Thursday, April 25, 2013

Signs of change

The clouds start to cover the island from the north side of the harbour and the water acquires a dull metal gray colour.

A Ladybird beetle takes the best of the day alien to the weather change coming.

Coccinellids are small insects, ranging from 1 mm to 10 mm (0.04 to 0.4 inches), and are commonly yellow, orange, or scarlet with small black spots on their wing covers. They are found worldwide, with over 5,000 species described. There are a few species in Menorca, Coccinella Septempunctata is  the one in the picture. 

Thursday, April 18, 2013

Es Castell Council has purchased the old mill next to the entrance of the village

A group of neighbours from Es Castell have volunteered to work on the restoration and clean up the surrounding area. The aim of the Council is recovering and restoring this old building for cultural purposes.

The Sant Lluis fully restored, traditional windmill which is now a museum open to the public, and the role model for other interesting buildings.

Friday, April 12, 2013

Spring Colours

And the beauty of the day: Cacyreus Marshalli. (Geranium Bronze) is a butterfly in the family Lycaenidae. Presumed to have arrived from South Africa on imported Pelargonium plants. Frequently found around habitations. Rarely opens its wings when taking nectar, but will show its uppersides when basking in sunshine, usually on leaves or grasses.

Tuesday, April 9, 2013

Agustín & Satur. New lamps at the conservatory

It's been a hard and long day for both them. But the lamps look beautiful there.

Spring splendour at "Mussuptá de s'Escola"
San Climent.

Sunday, April 7, 2013

An octopus at Calas Fons

Despite the chilly north wind, the small port of Es Castell, Calas Fons showed today its warmest face. The bars and restaurants are beginning to prepare the summer season and most are already open. The few walkers there have been surprised to see one of the waiters at a popular restaurant capturing an octopus over six kilos.

Mediterranean octopus Octopus vulgaris grows to 25 cm in mantle length with arms up to 1 m long. 
O. vulgaris is caught by bottom trawls on a huge scale off the northwestern coast of Africa. More than 20,000 tonnes are harvested annually.
The octopus hunts at dusk. Crabs, crayfish, and bivalve molluscs (two-shelled molluscs such as cockles) are preferred, although the octopus will eat almost anything it can catch.
Humans eat octopus in many cultures. The arms and sometimes other body parts are prepared in various ways, often varying by species.

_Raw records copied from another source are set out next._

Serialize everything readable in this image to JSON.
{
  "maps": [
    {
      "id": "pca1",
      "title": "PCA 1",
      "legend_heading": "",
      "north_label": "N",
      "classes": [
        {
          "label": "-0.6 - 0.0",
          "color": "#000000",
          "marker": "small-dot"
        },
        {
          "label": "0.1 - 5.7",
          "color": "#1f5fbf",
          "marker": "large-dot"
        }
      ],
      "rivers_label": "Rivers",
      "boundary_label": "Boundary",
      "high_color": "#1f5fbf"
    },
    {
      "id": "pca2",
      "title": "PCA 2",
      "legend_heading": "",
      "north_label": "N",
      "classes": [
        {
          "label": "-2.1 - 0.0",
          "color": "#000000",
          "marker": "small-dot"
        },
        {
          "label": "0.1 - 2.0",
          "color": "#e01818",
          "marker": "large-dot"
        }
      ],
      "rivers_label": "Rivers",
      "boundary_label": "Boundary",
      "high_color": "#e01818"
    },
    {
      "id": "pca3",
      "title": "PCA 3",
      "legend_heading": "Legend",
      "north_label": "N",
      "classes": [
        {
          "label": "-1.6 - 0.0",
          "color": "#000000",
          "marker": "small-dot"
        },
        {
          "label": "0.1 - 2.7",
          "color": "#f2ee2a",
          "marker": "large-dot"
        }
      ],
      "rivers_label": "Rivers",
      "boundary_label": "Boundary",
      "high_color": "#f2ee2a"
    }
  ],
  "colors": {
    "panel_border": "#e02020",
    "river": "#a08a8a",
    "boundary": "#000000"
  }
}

 The most popular in Spain. "Pulpo a feira" Galician Style.

Friday, April 5, 2013

Regarding Mahon harbour.

The local authorities say the Port of Mahon need to be dredged in order to be more accessible to deep-draft cruisers. It may be true, but the issue has aroused much controversy among citizens in Mahon who are already a little tired of seing that the decisions taken on several issues affect them and somehow often damage what we call the "Menorcan way of living".

The main protest of citizens has not been for the dredging itself, but because it is intended to drop the mud extracted from the seabed in an area near the coast, in front of Cala Rafalet.

Fortunately the local ecologist group (GOB) has lobbied the Environment Prosecution and has managed to paralyze the process until some tests on the sludge have been made.

The port of Mahon, showed a grey solitary aspect, this afternoon, ignoring the controversy that has arisen over the past weeks.

Once a British arsenal, today a Naval Base on the harbour's north shore.

 Cargo ships in the commercial dock

Sheila and Bryce Lyons from Menorca Britannia will take care again this summer of the guided visits to the Golden Farm. 

Thursday, April 4, 2013


The number of hoopoes in Menorca, that had been declining in recent years, seems to be recovering, and that is good news for bird lovers. We do seem to have quite a number of such birds in the fields and woods of the island and we love to hear them calling in the spring and summer

The Hoopoe (Upupa epops) is a colourful bird that is named for its call, “hoo-poo.” The common hoopoe is about 12 inches (30 cm) long. It has a showy, semicircular crest and mixed reddish-brown, black, and white plumage. The bill is long and curved, the legs short.

A regular guests, who is a keen stamp collector told me once that  he had a very complete collection of stamps of hoopoes. I could not imagine there were so many, and from so many countries.